Tingieten is het maken van voorwerpen van tin door een gesmolten tinlegering in een mal te gieten. Zodra het tin gestold is kan het uit de mal verwijderd worden. Na afwerken van de gietranden is het voorwerp klaar.
Dat tin zo bruikbaar is voor het gieten, komt onder andere door het lage smeltpunt van 505 K, dat wil zeggen 232 °C. Een tinnen voorwerp moet dan ook nooit in de oven gebruikt worden. Het heeft echter ook te lijden van tinpest, een verandering van kristalstructuur tussen de 13 en 16 °C. In een gematigd klimaat wordt deze temperatuurgrens nog al eens gepasseerd, wat vooral effect heeft op tinnen orgelpijpen in weinig verwarmde kerkgebouwen.
De tingieter dient een tinlegering te gebruiken die veel tin bevat, namelijk minimaal 92% tin, aangevuld met koper of antimoon. Vanwege de giftigheid wordt lood niet meer in tinlegeringen gebruikt.

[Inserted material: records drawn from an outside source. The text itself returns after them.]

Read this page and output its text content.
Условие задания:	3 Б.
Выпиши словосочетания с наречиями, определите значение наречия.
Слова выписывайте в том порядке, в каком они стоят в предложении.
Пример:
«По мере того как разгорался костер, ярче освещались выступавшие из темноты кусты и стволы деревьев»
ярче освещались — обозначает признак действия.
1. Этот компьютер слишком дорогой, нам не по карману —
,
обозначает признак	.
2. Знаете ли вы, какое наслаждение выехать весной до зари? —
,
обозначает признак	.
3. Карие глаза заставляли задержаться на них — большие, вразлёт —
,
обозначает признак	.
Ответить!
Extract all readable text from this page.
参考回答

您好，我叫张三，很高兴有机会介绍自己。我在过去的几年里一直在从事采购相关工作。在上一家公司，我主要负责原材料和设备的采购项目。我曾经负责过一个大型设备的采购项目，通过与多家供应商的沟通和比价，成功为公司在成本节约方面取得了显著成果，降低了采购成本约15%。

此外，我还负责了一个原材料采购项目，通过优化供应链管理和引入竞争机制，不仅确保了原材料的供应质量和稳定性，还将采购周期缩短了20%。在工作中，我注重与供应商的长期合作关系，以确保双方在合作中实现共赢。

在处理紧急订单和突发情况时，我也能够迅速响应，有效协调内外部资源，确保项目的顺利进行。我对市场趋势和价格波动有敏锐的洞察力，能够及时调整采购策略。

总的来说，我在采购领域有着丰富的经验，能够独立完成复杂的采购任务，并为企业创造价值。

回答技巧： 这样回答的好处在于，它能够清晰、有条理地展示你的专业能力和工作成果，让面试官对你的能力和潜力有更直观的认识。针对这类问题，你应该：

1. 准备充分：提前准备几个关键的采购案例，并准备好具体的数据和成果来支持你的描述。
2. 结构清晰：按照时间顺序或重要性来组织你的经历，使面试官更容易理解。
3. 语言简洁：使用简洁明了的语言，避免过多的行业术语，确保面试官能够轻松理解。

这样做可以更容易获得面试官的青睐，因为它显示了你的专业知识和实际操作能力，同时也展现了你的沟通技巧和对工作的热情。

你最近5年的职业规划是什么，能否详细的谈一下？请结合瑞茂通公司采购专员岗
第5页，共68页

Het tin wordt gegoten in een mal van brons. Brons heeft een goede warmtegeleiding zodat het vloeibare tin snel afkoelt. De mal wordt opengemaakt en het gestolde tin wordt eruit geklopt. Tin kan ook gegoten worden in vormzand. Daarvoor wordt eerst een model van het voorwerp in het zand afgedrukt.